The dimly lit El Rio bar quieted to a lull as people of all ages spilled out onto the patio adorned with warm bulb lights on diagonal strings. 

Jackie Fielder, the Indigenous organizer who helped bring the public bank movement to fruition in the City, took the stage to an excited and vocal crowd. The ecstatic crowd was there in support of Fielder’s campaign for District 9 Supervisor. Current Supervisor Hillary Ronen, who has already endorsed Fielder, will term out in November 2024.

“The priorities I’m focused on are affordable housing, community safety that’s actually effective, economic recovery, expanding mental health services, better public schools and treatment for addiction,” Fielder said of her potential platform in an interview with El Tecolote after the launch event. 

Jackie Fielder, the Indigenous organizer who helped bring the public bank movement to fruition in the City, kicks off her campaign for District 9 Supervisor on Oct. 24 at El Rio in San Francisco’s Mission District. Photo: Andrew Brobst

El Rio was a fitting location as she announced her previous candidacy, a run for state senate in 2021, at the same location. While that campaign fell short, it also helped Fielder build the momentum needed to sustain a grassroots candidate in a city like San Francisco. Fielder outlined the differences between the two campaigns, highlighting how this run affects constituents in a more direct way. 

“This is very different, in that it is on specific neighborhood issues and deep in the weeds on how policy actually affects people’s lives in a city that has massive wealth inequality and multiple crises,” she said. 

Despite the differences, Fielder remains committed to the values that brought her to politics in the first place. 

“I still have the same values, I believe housing is a human right, healthcare is a human right. I believe no city with 73 billionaires should have 2,300 homeless SFUSD students. I think that the problems are complex and some of the solutions are simple, but they’ve been heavily politicized,” she said.

Fielder aims to break through that politicization, that stigmatization, that subjugation with the grassroots power of the hundreds of San Franciscans who support her. Fielder’s speech on the El Rio patio Tuesday evening eloquently walked the crowd through her upbringing in Southern California, her families’ tribulations, her time at Stanford in which she received two degrees in four years and her time on the front lines fighting against the development of the Dakota Access Pipeline.

The return from the snowy plains of the Standing Rock Reservation brought her life into new focus. She returned from the experience with an unwavering dedication to justice and a determination to make working people’s lives more equitable. It was a call for her to get more involved.

And she did just that. 

She and other volunteers founded the San Francisco Public Bank Coalition in 2017 which, after a series of task forces and legislative hurdles, successfully helped pass the monumental legislative achievement of getting a public municipal bank greenlit in the country’s tech capital. 

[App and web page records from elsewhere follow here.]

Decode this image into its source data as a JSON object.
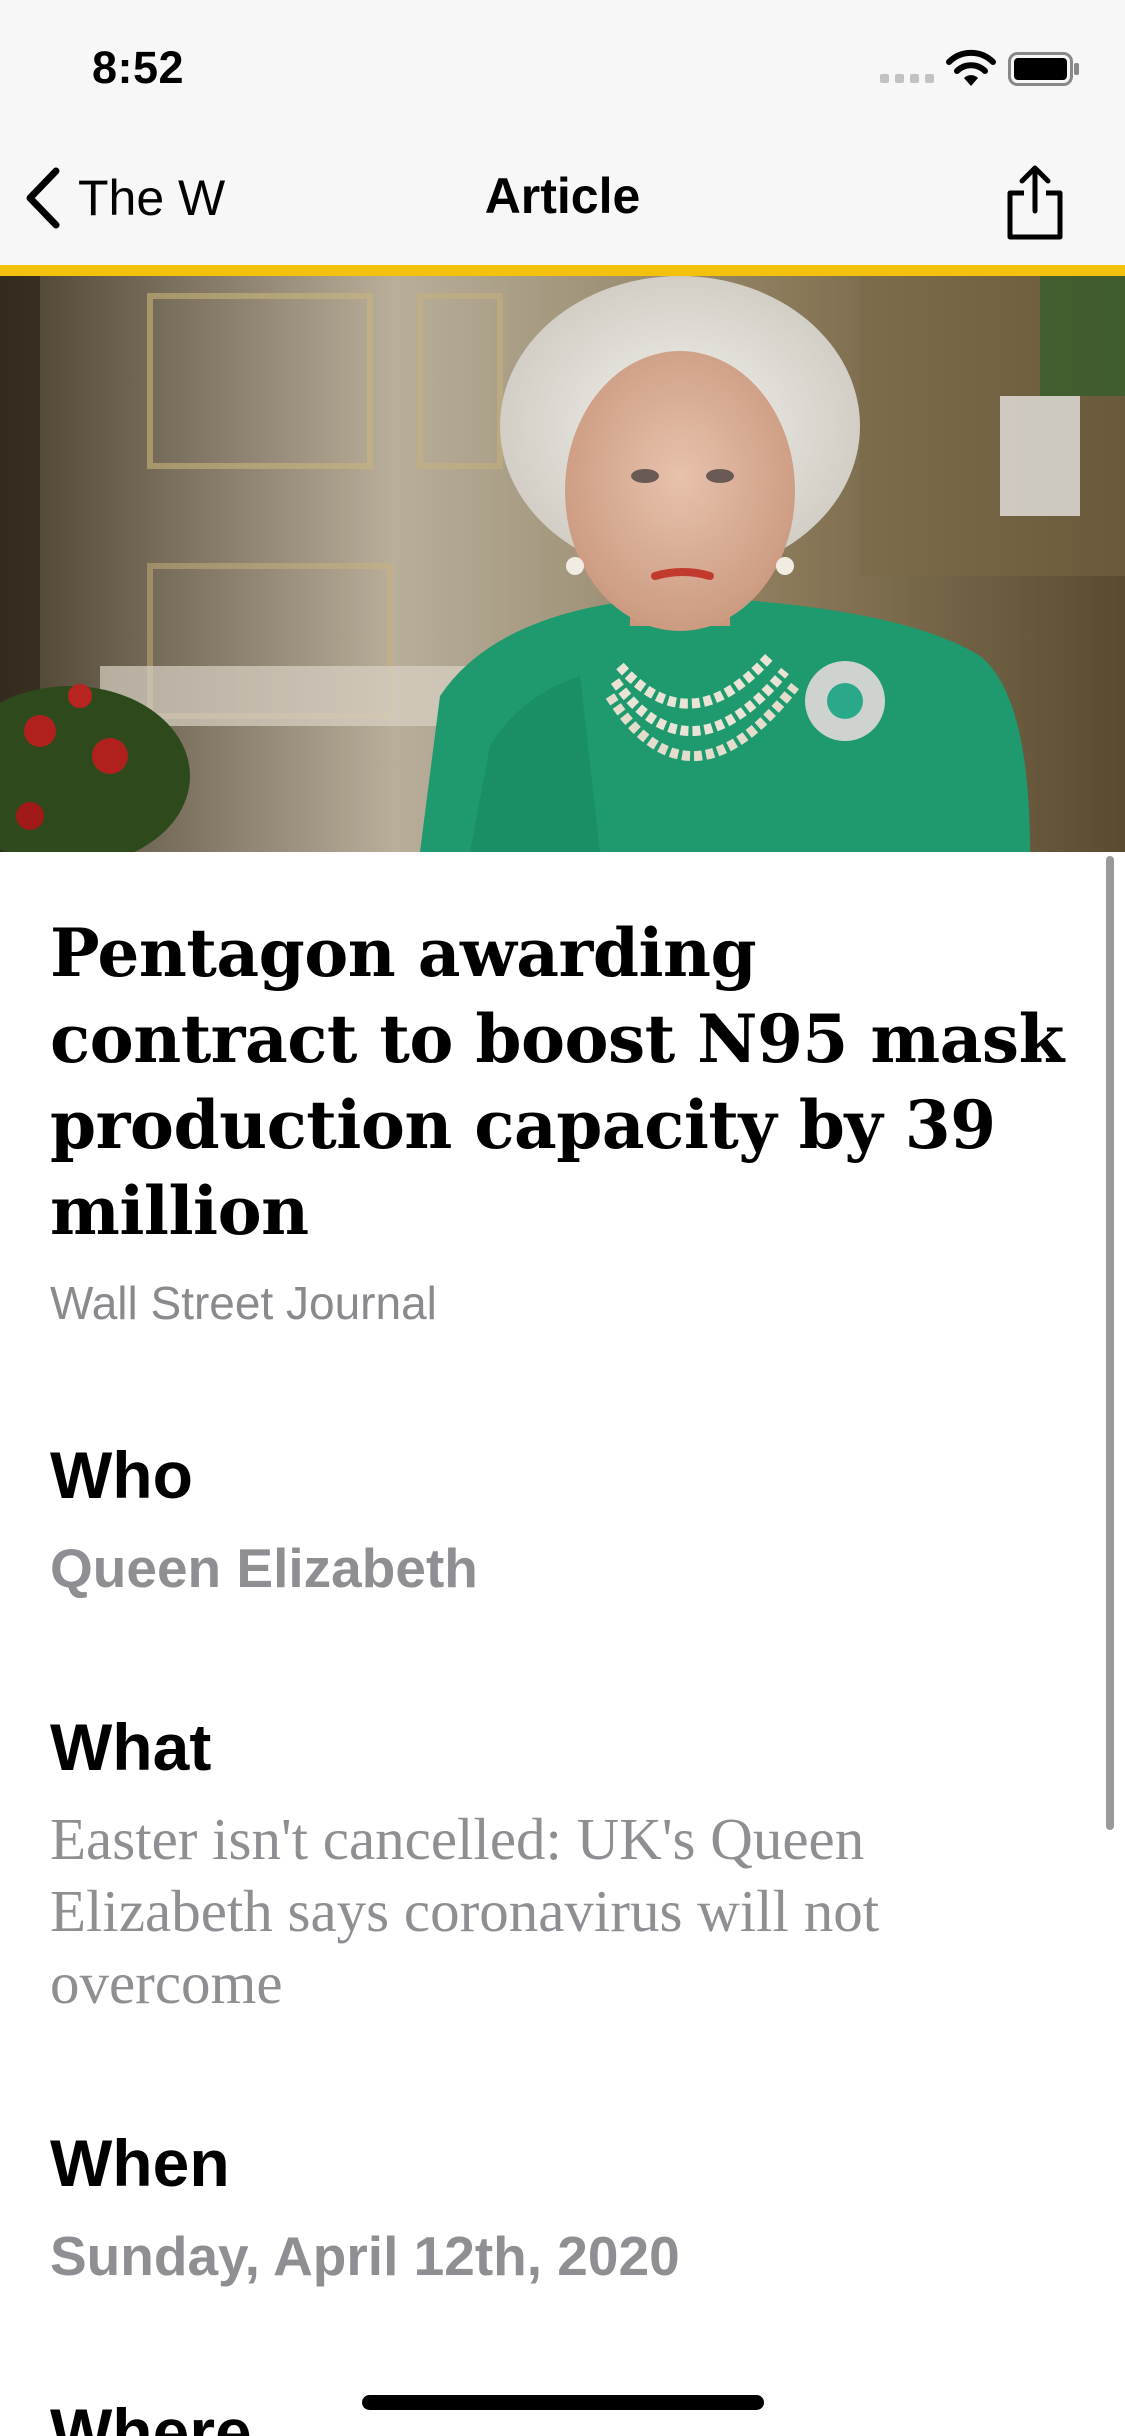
{
  "status_bar": {
    "time": "8:52",
    "signal_icon": "signal-bars-icon",
    "wifi_icon": "wifi-icon",
    "battery_icon": "battery-icon"
  },
  "nav": {
    "back_label": "The W",
    "back_icon": "chevron-left-icon",
    "title": "Article",
    "share_icon": "share-icon",
    "accent_color": "#f4c20d"
  },
  "article": {
    "headline": "Pentagon awarding contract to boost N95 mask production capacity by 39 million",
    "source": "Wall Street Journal",
    "sections": {
      "who": {
        "label": "Who",
        "value": "Queen Elizabeth"
      },
      "what": {
        "label": "What",
        "value": "Easter isn't cancelled: UK's Queen Elizabeth says coronavirus will not overcome"
      },
      "when": {
        "label": "When",
        "value": "Sunday, April 12th, 2020"
      },
      "where": {
        "label": "Where"
      }
    }
  }
}
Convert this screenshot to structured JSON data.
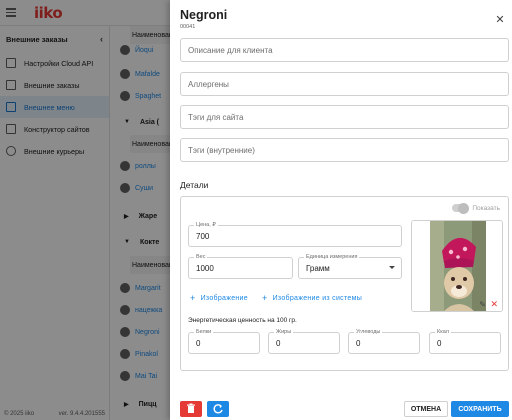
{
  "header": {
    "logo": "iiko"
  },
  "sidebar": {
    "section_title": "Внешние заказы",
    "items": [
      {
        "label": "Настройки Cloud API",
        "icon": "tool-icon"
      },
      {
        "label": "Внешние заказы",
        "icon": "list-icon"
      },
      {
        "label": "Внешнее меню",
        "icon": "book-icon",
        "active": true
      },
      {
        "label": "Конструктор сайтов",
        "icon": "monitor-icon"
      },
      {
        "label": "Внешние курьеры",
        "icon": "bicycle-icon"
      }
    ],
    "footer_copyright": "© 2025 iiko",
    "footer_version": "ver. 9.4.4.201555"
  },
  "background_list": {
    "header_top": "Наименован",
    "rows": [
      {
        "text": "Йоqui",
        "link": true
      },
      {
        "text": "Mafalde",
        "link": true
      },
      {
        "text": "Spaghet",
        "link": true
      }
    ],
    "group_asia": "Asia (",
    "header_asia": "Наименован",
    "asia_rows": [
      {
        "text": "роллы",
        "link": true
      },
      {
        "text": "Суши",
        "link": true
      }
    ],
    "group_zhar": "Жаре",
    "group_kokt": "Кокте",
    "header_kokt": "Наименован",
    "kokt_rows": [
      {
        "text": "Margarit",
        "link": true
      },
      {
        "text": "нацежка",
        "link": true
      },
      {
        "text": "Negroni",
        "link": true
      },
      {
        "text": "Pinakol",
        "link": true
      },
      {
        "text": "Mai Tai",
        "link": true
      }
    ],
    "group_pizza": "Пицц"
  },
  "drawer": {
    "title": "Negroni",
    "code": "00041",
    "fields": {
      "client_description": "Описание для клиента",
      "allergens": "Аллергены",
      "site_tags": "Тэги для сайта",
      "internal_tags": "Тэги (внутренние)"
    },
    "details_title": "Детали",
    "show_toggle_label": "Показать",
    "show_toggle_on": true,
    "price": {
      "label": "Цена, ₽",
      "value": "700"
    },
    "weight": {
      "label": "Вес",
      "value": "1000"
    },
    "unit": {
      "label": "Единица измерения",
      "value": "Грамм"
    },
    "add_image_label": "Изображение",
    "add_image_system_label": "Изображение из системы",
    "energy_title": "Энергетическая ценность на 100 гр.",
    "proteins": {
      "label": "Белки",
      "value": "0"
    },
    "fats": {
      "label": "Жиры",
      "value": "0"
    },
    "carbs": {
      "label": "Углеводы",
      "value": "0"
    },
    "kcal": {
      "label": "Ккал",
      "value": "0"
    },
    "cancel_label": "ОТМЕНА",
    "save_label": "СОХРАНИТЬ"
  },
  "colors": {
    "accent": "#1e88e5",
    "danger": "#e53935",
    "brand": "#e53935"
  }
}
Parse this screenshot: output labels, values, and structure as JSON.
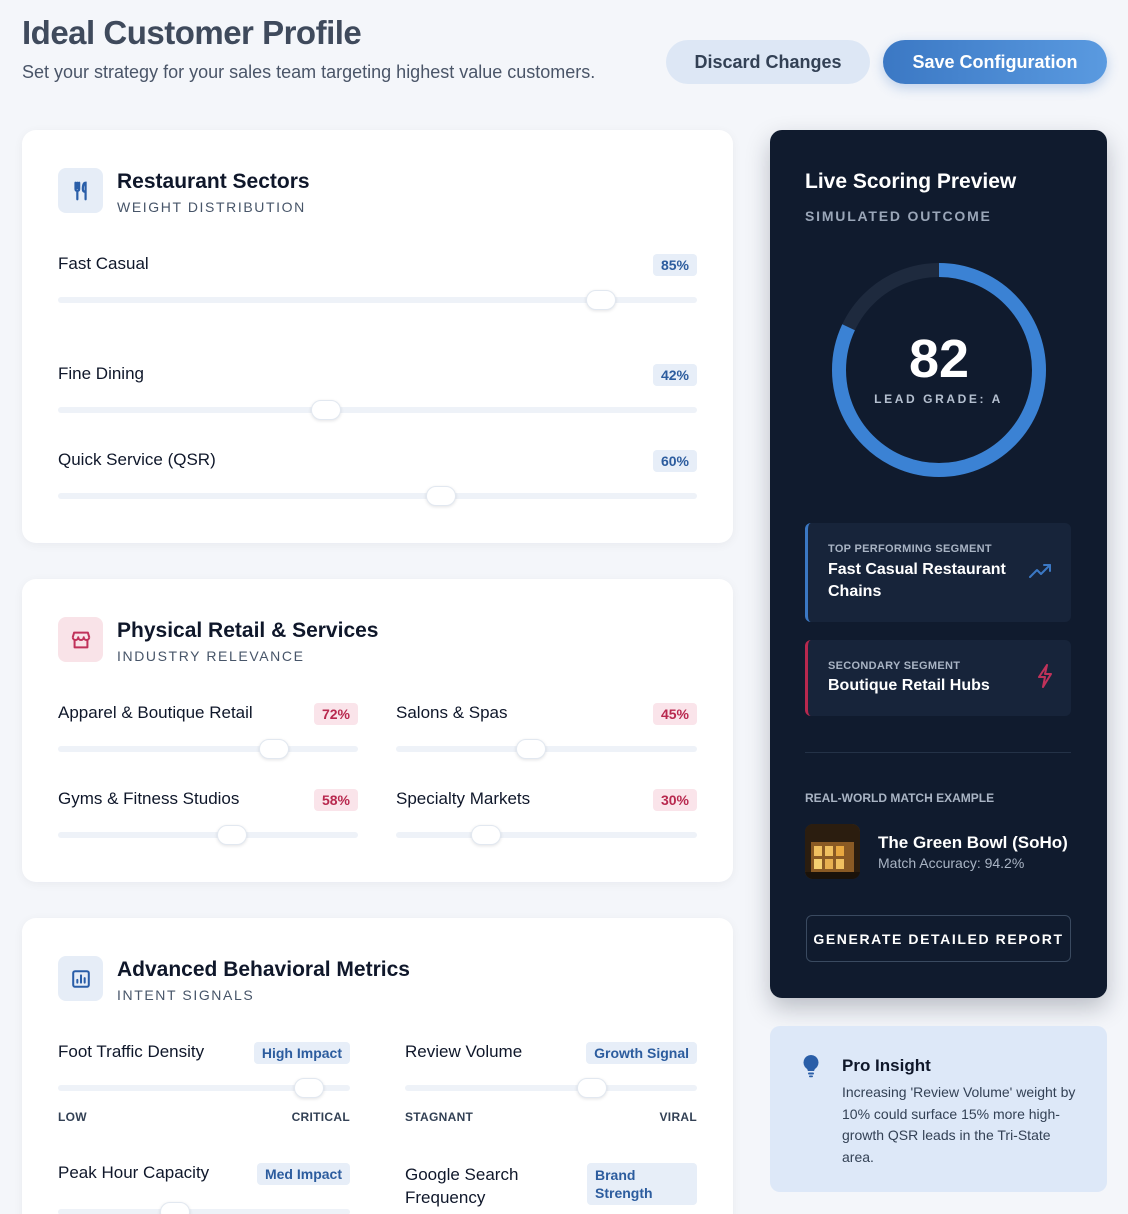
{
  "header": {
    "title": "Ideal Customer Profile",
    "subtitle": "Set your strategy for your sales team targeting highest value customers.",
    "discard_label": "Discard Changes",
    "save_label": "Save Configuration"
  },
  "restaurant": {
    "title": "Restaurant Sectors",
    "subtitle": "WEIGHT DISTRIBUTION",
    "icon": "utensils-icon",
    "sliders": [
      {
        "label": "Fast Casual",
        "value": 85,
        "badge": "85%"
      },
      {
        "label": "Fine Dining",
        "value": 42,
        "badge": "42%"
      },
      {
        "label": "Quick Service (QSR)",
        "value": 60,
        "badge": "60%"
      }
    ]
  },
  "retail": {
    "title": "Physical Retail & Services",
    "subtitle": "INDUSTRY RELEVANCE",
    "icon": "storefront-icon",
    "sliders": [
      {
        "label": "Apparel & Boutique Retail",
        "value": 72,
        "badge": "72%"
      },
      {
        "label": "Salons & Spas",
        "value": 45,
        "badge": "45%"
      },
      {
        "label": "Gyms & Fitness Studios",
        "value": 58,
        "badge": "58%"
      },
      {
        "label": "Specialty Markets",
        "value": 30,
        "badge": "30%"
      }
    ]
  },
  "behavioral": {
    "title": "Advanced Behavioral Metrics",
    "subtitle": "INTENT SIGNALS",
    "icon": "bar-chart-icon",
    "sliders": [
      {
        "label": "Foot Traffic Density",
        "value": 86,
        "badge": "High Impact",
        "low": "LOW",
        "high": "CRITICAL"
      },
      {
        "label": "Review Volume",
        "value": 64,
        "badge": "Growth Signal",
        "low": "STAGNANT",
        "high": "VIRAL"
      },
      {
        "label": "Peak Hour Capacity",
        "value": 40,
        "badge": "Med Impact"
      },
      {
        "label": "Google Search Frequency",
        "badge": "Brand Strength"
      }
    ]
  },
  "preview": {
    "title": "Live Scoring Preview",
    "subtitle": "SIMULATED OUTCOME",
    "score": "82",
    "score_fraction": 0.82,
    "grade": "LEAD GRADE: A",
    "top_kicker": "TOP PERFORMING SEGMENT",
    "top_name": "Fast Casual Restaurant Chains",
    "sec_kicker": "SECONDARY SEGMENT",
    "sec_name": "Boutique Retail Hubs",
    "rw_label": "REAL-WORLD MATCH EXAMPLE",
    "rw_name": "The Green Bowl (SoHo)",
    "rw_accuracy": "Match Accuracy: 94.2%",
    "report_label": "GENERATE DETAILED REPORT",
    "colors": {
      "accent": "#3b82d4",
      "secondary": "#b8284e",
      "panel": "#101b2e"
    }
  },
  "insight": {
    "title": "Pro Insight",
    "body": "Increasing 'Review Volume' weight by 10% could surface 15% more high-growth QSR leads in the Tri-State area."
  }
}
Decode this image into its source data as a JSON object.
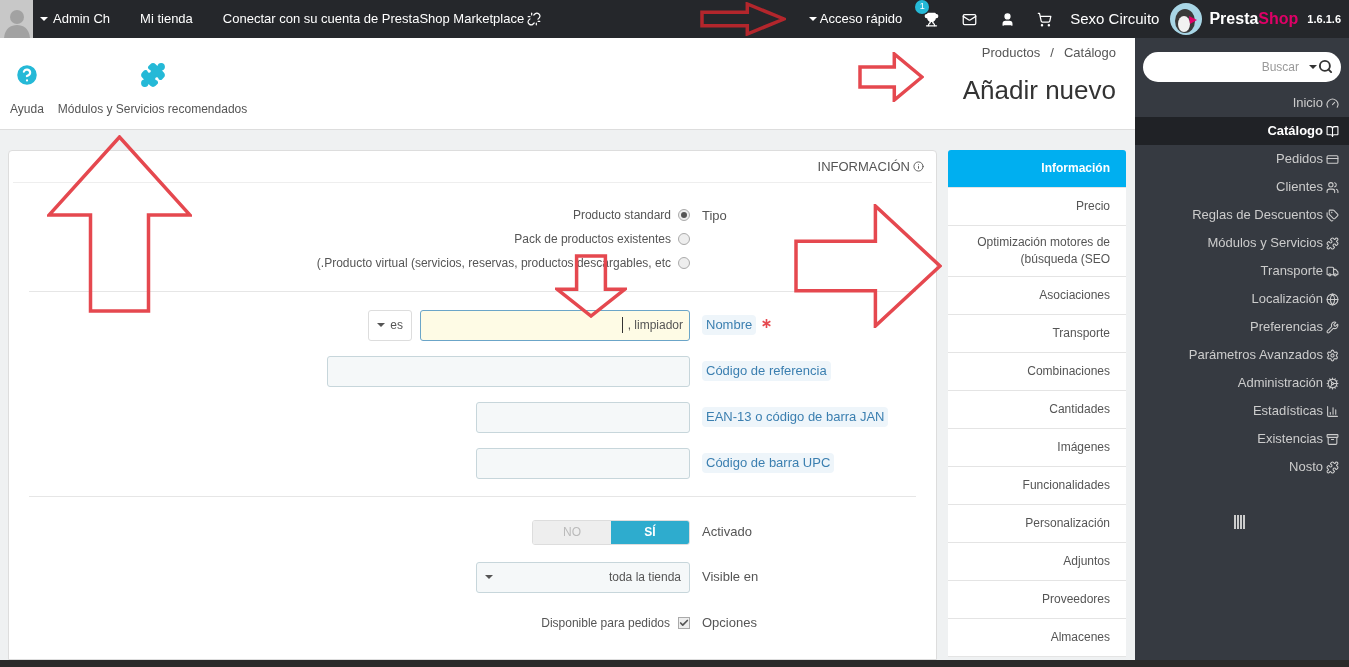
{
  "top_bar": {
    "user_menu": "Admin Ch",
    "links": [
      "Mi tienda",
      "Conectar con su cuenta de PrestaShop Marketplace"
    ],
    "quick_access": "Acceso rápido",
    "notification_count": "1",
    "shop_name": "Sexo Circuito",
    "logo": {
      "first": "Presta",
      "second": "Shop"
    },
    "version": "1.6.1.6"
  },
  "toolbar": [
    {
      "label": "Ayuda",
      "kind": "help"
    },
    {
      "label": "Módulos y Servicios recomendados",
      "kind": "modules"
    }
  ],
  "breadcrumb": [
    "Productos",
    "Catálogo"
  ],
  "breadcrumb_separator": "/",
  "page_title": "Añadir nuevo",
  "search": {
    "placeholder": "Buscar"
  },
  "sidebar": [
    {
      "label": "Inicio",
      "kind": "dashboard",
      "selected": false
    },
    {
      "label": "Catálogo",
      "kind": "book",
      "selected": true
    },
    {
      "label": "Pedidos",
      "kind": "card",
      "selected": false
    },
    {
      "label": "Clientes",
      "kind": "users",
      "selected": false
    },
    {
      "label": "Reglas de Descuentos",
      "kind": "tags",
      "selected": false
    },
    {
      "label": "Módulos y Servicios",
      "kind": "puzzle",
      "selected": false
    },
    {
      "label": "Transporte",
      "kind": "truck",
      "selected": false
    },
    {
      "label": "Localización",
      "kind": "globe",
      "selected": false
    },
    {
      "label": "Preferencias",
      "kind": "wrench",
      "selected": false
    },
    {
      "label": "Parámetros Avanzados",
      "kind": "cogs",
      "selected": false
    },
    {
      "label": "Administración",
      "kind": "cog",
      "selected": false
    },
    {
      "label": "Estadísticas",
      "kind": "chart",
      "selected": false
    },
    {
      "label": "Existencias",
      "kind": "archive",
      "selected": false
    },
    {
      "label": "Nosto",
      "kind": "puzzle",
      "selected": false
    }
  ],
  "form": {
    "title": "INFORMACIÓN",
    "type_label": "Tipo",
    "types": [
      {
        "label": "Producto standard",
        "selected": true
      },
      {
        "label": "Pack de productos existentes",
        "selected": false
      },
      {
        "label": "(.Producto virtual (servicios, reservas, productos descargables, etc",
        "selected": false
      }
    ],
    "name": {
      "language": "es",
      "value": ", limpiador",
      "label": "Nombre",
      "required": true
    },
    "fields": [
      {
        "label": "Código de referencia",
        "kind": "long"
      },
      {
        "label": "EAN-13 o código de barra JAN",
        "kind": "short"
      },
      {
        "label": "Código de barra UPC",
        "kind": "short"
      }
    ],
    "active": {
      "label": "Activado",
      "options": [
        {
          "label": "NO",
          "selected": false
        },
        {
          "label": "SÍ",
          "selected": true
        }
      ]
    },
    "visibility": {
      "label": "Visible en",
      "value": "toda la tienda"
    },
    "options": {
      "label": "Opciones",
      "items": [
        {
          "label": "Disponible para pedidos",
          "checked": true
        }
      ]
    }
  },
  "tabs": [
    {
      "label": "Información",
      "selected": true
    },
    {
      "label": "Precio",
      "selected": false
    },
    {
      "label": "Optimización motores de (búsqueda (SEO",
      "selected": false
    },
    {
      "label": "Asociaciones",
      "selected": false
    },
    {
      "label": "Transporte",
      "selected": false
    },
    {
      "label": "Combinaciones",
      "selected": false
    },
    {
      "label": "Cantidades",
      "selected": false
    },
    {
      "label": "Imágenes",
      "selected": false
    },
    {
      "label": "Funcionalidades",
      "selected": false
    },
    {
      "label": "Personalización",
      "selected": false
    },
    {
      "label": "Adjuntos",
      "selected": false
    },
    {
      "label": "Proveedores",
      "selected": false
    },
    {
      "label": "Almacenes",
      "selected": false
    }
  ]
}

Jackie Fielder, the Indigenous organizer who helped bring the public bank movement to fruition in the City, kicks off her campaign for District 9 Supervisor on Oct. 24 at El Rio in San Francisco’s Mission District. Photo: Andrew Brobst

“We need a public bank for small businesses, affordable housing financing and of course renewable energy projects,” Fielder told El Tecolote. 

It’s difficult to overstate the potential this presents for the workers of San Francisco, for whom the City’s $13 billion annual budget has never been available. It would allow small businesses to thrive without being subject to predatory lending tactics. It would allow people to keep their houses in the face of financial hardship. It would move the City away from the detrimental fossil fuel and defense investments of companies like CitiBank and Wells Fargo. 

Fielder looked at other cities in the country for a model of how to handle San Francisco’s crises in a way that doesn’t criminalize or stigmatize underserved populations. 

“One example is Houston, which figured out how to reduce their homelessness population by a significant percentage by adopting a housing first model,” she said. 

Houston is a particularly glaring example as the city housed in a deep red state reduced its homeless population by 64 percent over the past 12 years, and 17 percent in the past year alone. 

San Francisco is an influential stop on the state and national Democratic highway. There’s money in these hills and every Democrat knows how tough it is to get elected without some of it. 

That money, and its influence on the City’s politics, is one of the key sticking points of Fielder’s campaign, as she rejects big donors and Wall Street money. Despite how difficult it may be, she’s ready for the challenge. 

“I’ve never been someone to back down from something because it’s hard.”